Angular momentum-related probe of cold gas deficiencies

2020 
Recent studies of neutral atomic hydrogen (HI) in nearby galaxies found that all field disk galaxies are HI saturated, in that they carry roughly as much HI as permitted before this gas becomes gravitationally unstable. By taking this HI saturation for granted, the atomic gas fraction $f_{\rm atm}$ of galactic disks can be predicted as a function of the stability parameter $q=j\sigma/(GM)$, where $M$ and $j$ are the baryonic mass and specific angular momentum of the disk and $\sigma$ is the HI velocity dispersion Obreschkow et al. 2016. The log-ratio $\Delta f_q$ between this predictor and the observed atomic fraction can be seen as a physically motivated `HI deficiency'. While field disk galaxies have $\Delta f_q \approx0$, objects subject to environmental removal of HI are expected to have $\Delta f_q>0$. Within this framework, we revisit the HI deficiencies of satellite galaxies in the Virgo cluster and in clusters of the EAGLE simulation.

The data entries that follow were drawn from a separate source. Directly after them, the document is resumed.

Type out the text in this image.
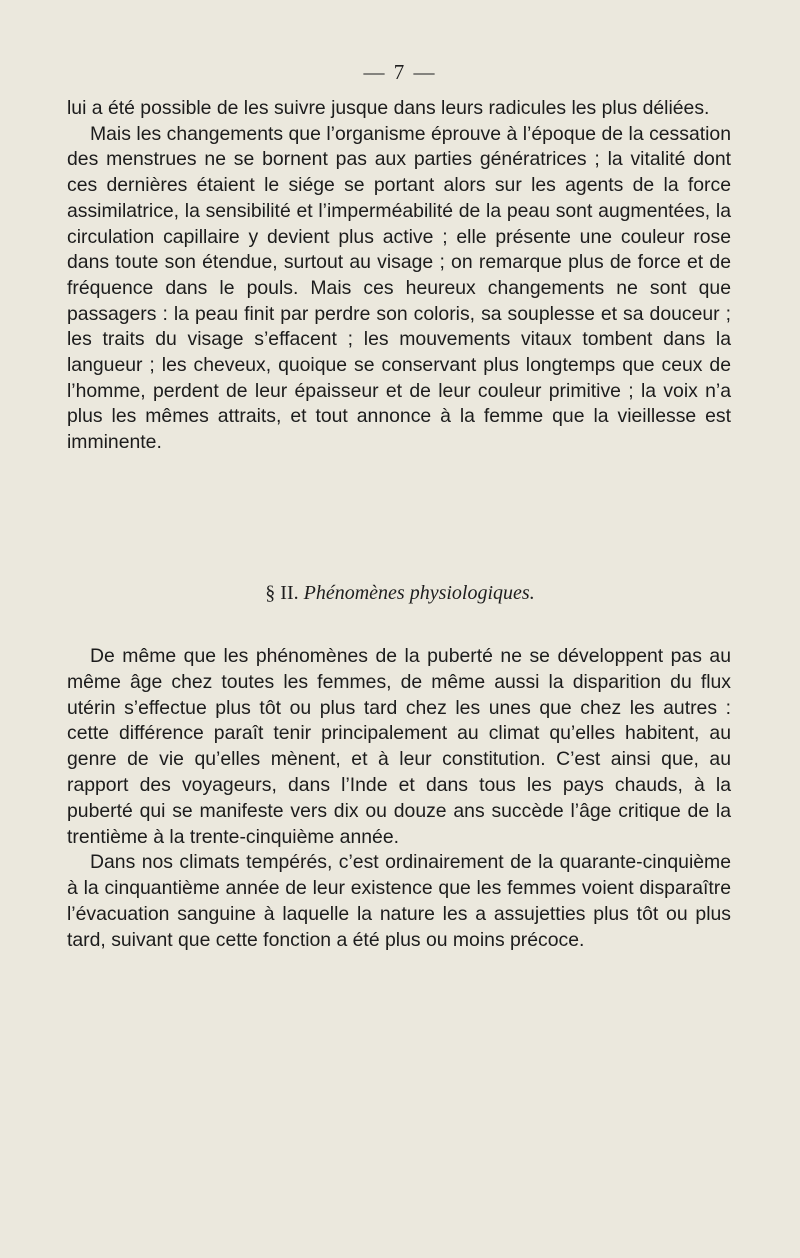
— 7 —

lui a été possible de les suivre jusque dans leurs radicules les plus déliées.

Mais les changements que l’organisme éprouve à l’époque de la cessation des menstrues ne se bornent pas aux parties génératrices ; la vitalité dont ces dernières étaient le siége se portant alors sur les agents de la force assimilatrice, la sensibilité et l’imperméabilité de la peau sont augmentées, la circulation capillaire y devient plus active ; elle présente une couleur rose dans toute son étendue, surtout au visage ; on remarque plus de force et de fréquence dans le pouls. Mais ces heureux changements ne sont que passagers : la peau finit par perdre son coloris, sa souplesse et sa douceur ; les traits du visage s’effacent ; les mouvements vitaux tombent dans la langueur ; les cheveux, quoique se conservant plus longtemps que ceux de l’homme, perdent de leur épaisseur et de leur couleur primitive ; la voix n’a plus les mêmes attraits, et tout annonce à la femme que la vieillesse est imminente.

§ II. Phénomènes physiologiques.

De même que les phénomènes de la puberté ne se développent pas au même âge chez toutes les femmes, de même aussi la disparition du flux utérin s’effectue plus tôt ou plus tard chez les unes que chez les autres : cette différence paraît tenir principalement au climat qu’elles habitent, au genre de vie qu’elles mènent, et à leur constitution. C’est ainsi que, au rapport des voyageurs, dans l’Inde et dans tous les pays chauds, à la puberté qui se manifeste vers dix ou douze ans succède l’âge critique de la trentième à la trente-cinquième année.

Dans nos climats tempérés, c’est ordinairement de la quarante-cinquième à la cinquantième année de leur existence que les femmes voient disparaître l’évacuation sanguine à laquelle la nature les a assujetties plus tôt ou plus tard, suivant que cette fonction a été plus ou moins précoce.
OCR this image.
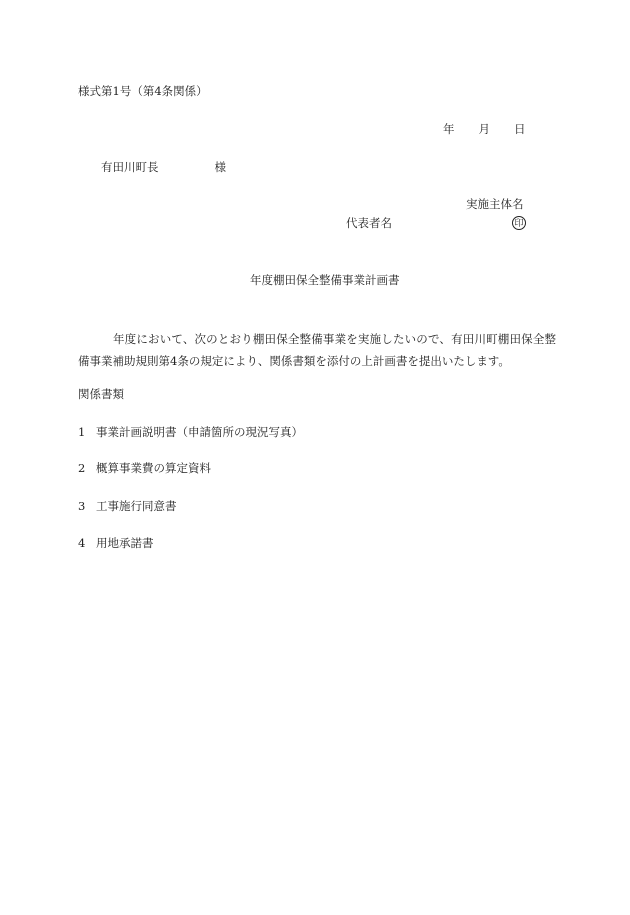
様式第1号（第4条関係）
年 月 日
有田川町長	様
実施主体名
代表者名	印
年度棚田保全整備事業計画書
年度において、次のとおり棚田保全整備事業を実施したいので、有田川町棚田保全整備事業補助規則第4条の規定により、関係書類を添付の上計画書を提出いたします。
関係書類
1 事業計画説明書（申請箇所の現況写真）
2 概算事業費の算定資料
3 工事施行同意書
4 用地承諾書
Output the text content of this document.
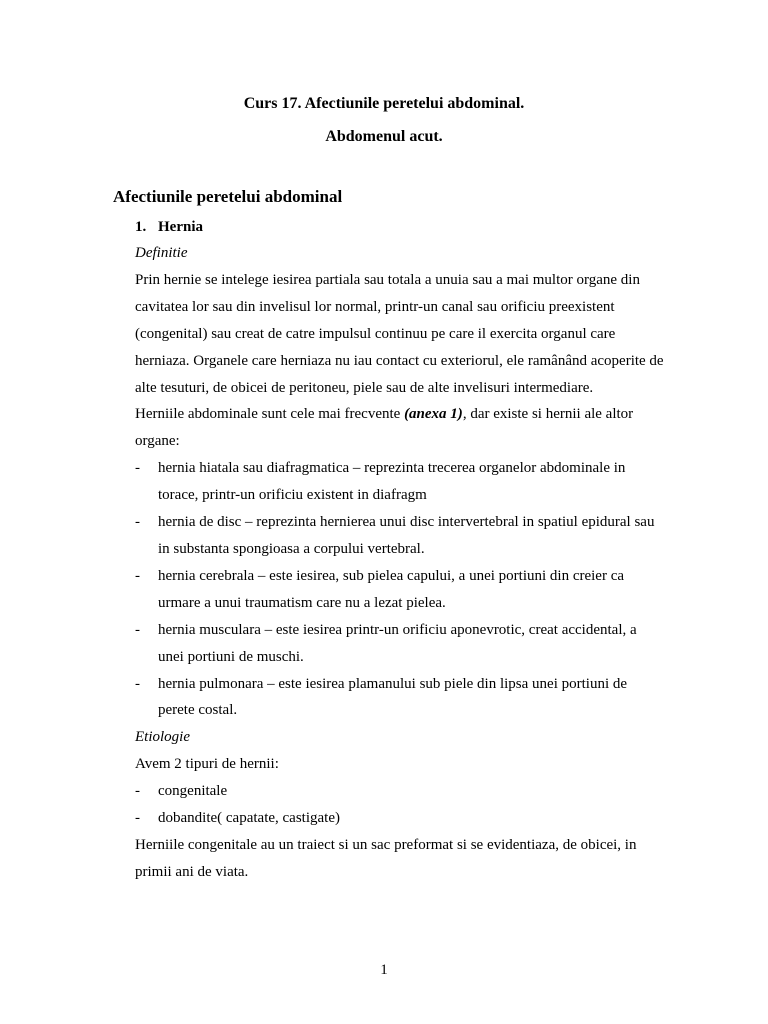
Curs 17. Afectiunile peretelui abdominal.
Abdomenul acut.
Afectiunile peretelui abdominal
1. Hernia

Definitie

Prin hernie se intelege iesirea partiala sau totala a unuia sau a mai multor organe din cavitatea lor sau din invelisul lor normal, printr-un canal sau orificiu preexistent (congenital) sau creat de catre impulsul continuu pe care il exercita organul care herniaza. Organele care herniaza nu iau contact cu exteriorul, ele ramânând acoperite de alte tesuturi, de obicei de peritoneu, piele sau de alte invelisuri intermediare.

Herniile abdominale sunt cele mai frecvente (anexa 1), dar existe si hernii ale altor organe:

- hernia hiatala sau diafragmatica – reprezinta trecerea organelor abdominale in torace, printr-un orificiu existent in diafragm
- hernia de disc – reprezinta hernierea unui disc intervertebral in spatiul epidural sau in substanta spongioasa a corpului vertebral.
- hernia cerebrala – este iesirea, sub pielea capului, a unei portiuni din creier ca urmare a unui traumatism care nu a lezat pielea.
- hernia musculara – este iesirea printr-un orificiu aponevrotic, creat accidental, a unei portiuni de muschi.
- hernia pulmonara – este iesirea plamanului sub piele din lipsa unei portiuni de perete costal.

Etiologie

Avem 2 tipuri de hernii:

- congenitale
- dobandite( capatate, castigate)

Herniile congenitale au un traiect si un sac preformat si se evidentiaza, de obicei, in primii ani de viata.

1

We find that observed and simulated cluster galaxies are HI deficient and that $\Delta f_q$ slightly increases when getting closer to the cluster centres. The $\Delta f_q$ values are similar to traditional HI deficiency estimators, but $\Delta f_q$ is more directly comparable between observations and simulations than morphology-based deficiency estimators. By tracking the simulated HI deficient cluster galaxies back in time, we confirm that $\Delta f_q\approx0$ until the galaxies first enter a halo with $M_{\rm halo}>10^{13} {\rm M_{\odot}}$, at which moment they quickly lose HI by environmental effects. Finally, we use the simulation to investigate the links between $\Delta f_q$ and quenching of star formation.